Abstract - ISS2023

PC-11-4

Single crystal growth of high-Tc superconductor (Hg,Re)Ba2Ca2Cu3O8+δ

15:45-16:00　30/11/2023

*Y.Mino^1,2, S. Ishida², J. Kato^1,2, S. Nakagawa^2,3, T. Kashiwagi³, T. Nozue^1,2, N. Takeshita², K. Kihou², C. H. Lee², P. K. N. Sugali¹, T. Nishio¹ and H. Eisaki²

1. Tokyo Univ. of Science

2. AIST

3. Univ. of Tsukuba

Abstract Body

An intensive study of HgBa₂Ca₂Cu₃O_8+δ(Hg1223), which has the highest superconducting transition temperature (T_c) in cuprates, is required to elucidate the mechanism of high-T_csuperconductivity. However, lack of high-quality single crystals blocks progress in the research. Synthesizing high-quality single crystals probably leads to breakthrough in examining the mechanism of high-Tc superconductivity. In this study, we aimed to (1) establish a reproducible method for growing Hg1223 large single crystals and (2) examine their physical properties.

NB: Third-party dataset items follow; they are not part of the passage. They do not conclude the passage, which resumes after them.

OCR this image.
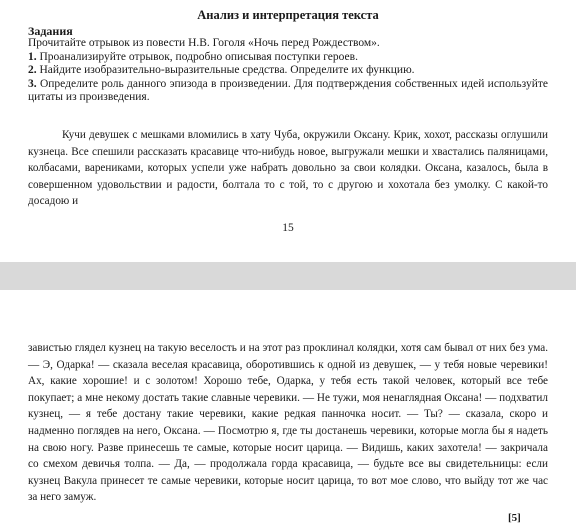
Анализ и интерпретация текста
Задания
Прочитайте отрывок из повести Н.В. Гоголя «Ночь перед Рождеством».
1. Проанализируйте отрывок, подробно описывая поступки героев.
2. Найдите изобразительно-выразительные средства. Определите их функцию.
3. Определите роль данного эпизода в произведении. Для подтверждения собственных идей используйте цитаты из произведения.

Кучи девушек с мешками вломились в хату Чуба, окружили Оксану. Крик, хохот, рассказы оглушили кузнеца. Все спешили рассказать красавице что-нибудь новое, выгружали мешки и хвастались паляницами, колбасами, варениками, которых успели уже набрать довольно за свои колядки. Оксана, казалось, была в совершенном удовольствии и радости, болтала то с той, то с другою и хохотала без умолку. С какой-то досадою и

15

завистью глядел кузнец на такую веселость и на этот раз проклинал колядки, хотя сам бывал от них без ума. — Э, Одарка! — сказала веселая красавица, оборотившись к одной из девушек, — у тебя новые черевики! Ах, какие хорошие! и с золотом! Хорошо тебе, Одарка, у тебя есть такой человек, который все тебе покупает; а мне некому достать такие славные черевики. — Не тужи, моя ненаглядная Оксана! — подхватил кузнец, — я тебе достану такие черевики, какие редкая панночка носит. — Ты? — сказала, скоро и надменно поглядев на него, Оксана. — Посмотрю я, где ты достанешь черевики, которые могла бы я надеть на свою ногу. Разве принесешь те самые, которые носит царица. — Видишь, каких захотела! — закричала со смехом девичья толпа. — Да, — продолжала горда красавица, — будьте все вы свидетельницы: если кузнец Вакула принесет те самые черевики, которые носит царица, то вот мое слово, что выйду тот же час за него замуж.

[5]
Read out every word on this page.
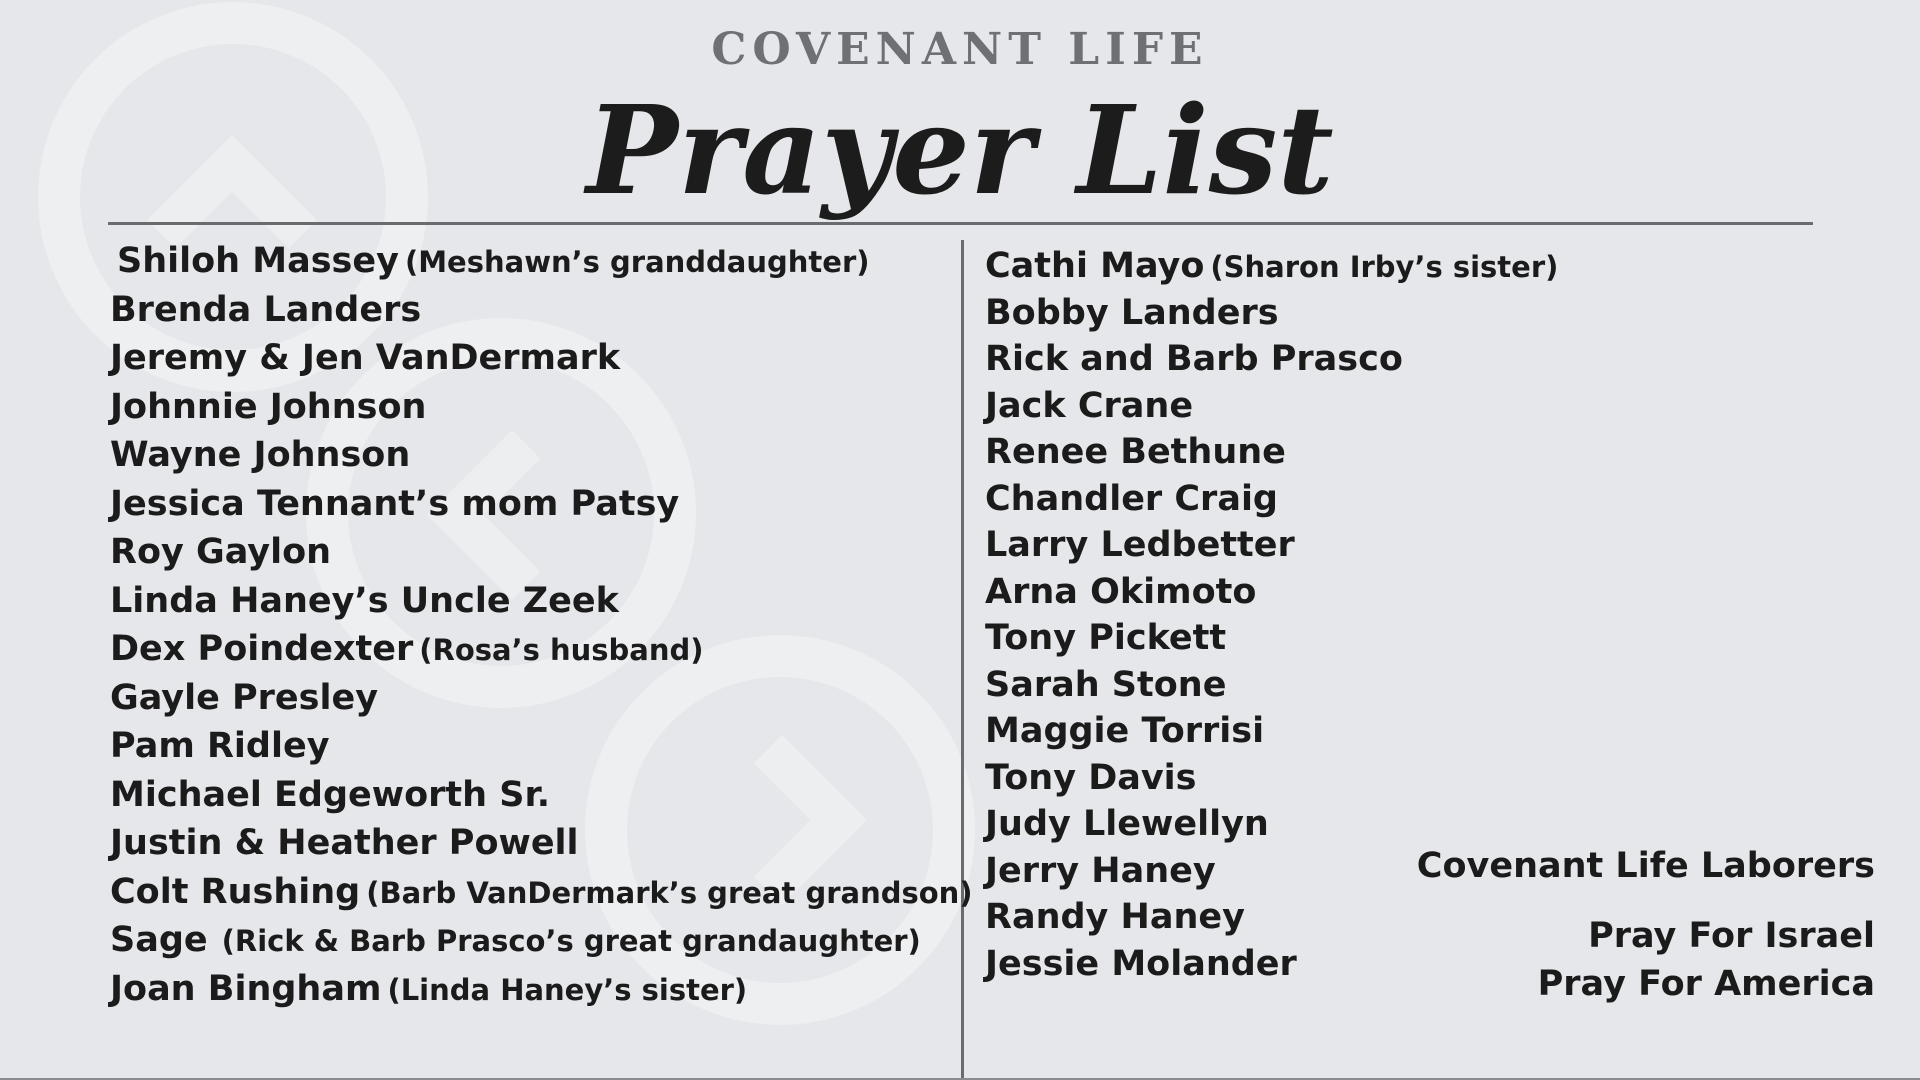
COVENANT LIFE
Prayer List
Shiloh Massey (Meshawn’s granddaughter)
Brenda Landers
Jeremy & Jen VanDermark
Johnnie Johnson
Wayne Johnson
Jessica Tennant’s mom Patsy
Roy Gaylon
Linda Haney’s Uncle Zeek
Dex Poindexter (Rosa’s husband)
Gayle Presley
Pam Ridley
Michael Edgeworth Sr.
Justin & Heather Powell
Colt Rushing (Barb VanDermark’s great grandson)
Sage (Rick & Barb Prasco’s great grandaughter)
Joan Bingham (Linda Haney’s sister)
Cathi Mayo (Sharon Irby’s sister)
Bobby Landers
Rick and Barb Prasco
Jack Crane
Renee Bethune
Chandler Craig
Larry Ledbetter
Arna Okimoto
Tony Pickett
Sarah Stone
Maggie Torrisi
Tony Davis
Judy Llewellyn
Jerry Haney
Randy Haney
Jessie Molander
Covenant Life Laborers
Pray For Israel
Pray For America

Hg1223 single crystals doped with Re, which stabilizes the crystallization were grown by the self-flux method, in which advantages of previously reported single crystal growth methods^[1]-[4] were adopted. We attempted to identify the optimum conditions for the starting composition and heat treatment through more than 100 experiments. Then, the quality and physical properties of the obtained crystals were evaluated.

Figure 1(a) shows a photograph, XRD, and Laue patterns of the obtained samples. A maximum crystal size was 1 × 1 × 0.04 mm³, as shown in Fig. 1(a). And crystals with the size of ~ 0.8 × 0.8 mm² were obtained with good reproducibility. XRD patterns show (00l) peaks corresponding to Hg1223 (c=15.66 Å) and Laue patterns show four-fold symmetry. These indicate that samples are single crystals of Hg1223. Magnetization measurements (Fig. 1(b)) show the sharp superconducting transition (ΔT_c=3.5 K), the onset transition temperature T_c^on=131.5 K, and the zero-field-cooling volume fraction is over 95% at 90 K. The temperature dependence of the in-plane resistivity ρ_ab (Fig. 1(c)) is T-linear over a wide temperature range, suggesting that the as-grown crystal is of nearly the optimal doping level. The zero-resistance temperature T_c^zero was 128.8 K. Furthermore, the annealing effect on T_c was investigated. T_c^on was decreased to 128 K (overdoped) by oxygen annealing, and to 116 K (underdoped) by reduction annealing. This suggests that the amount of the oxygen content can be changed by annealing to adjust the carrier concentration. In this presentation, we will report details of the single crystal growth and physical property evaluation.

References

[1] C. T. Lin et al, Physica C 300, 141-150 (1998)
[2] S. Ueda et al, Physica C 452, 35-42 (2007)
[3] Bastien Loret et al, Inorg. Chem. 56, 16, 9396–9399 (2017)
[4] L. Wang et al, Phys. Rev. Matter. 2, 123401 (2018)

Acknowledgment

This work was supported by the Japan Society for the Promotion of Science (JSPS); Grant in Aid for Scientific Research (JP 21H01377)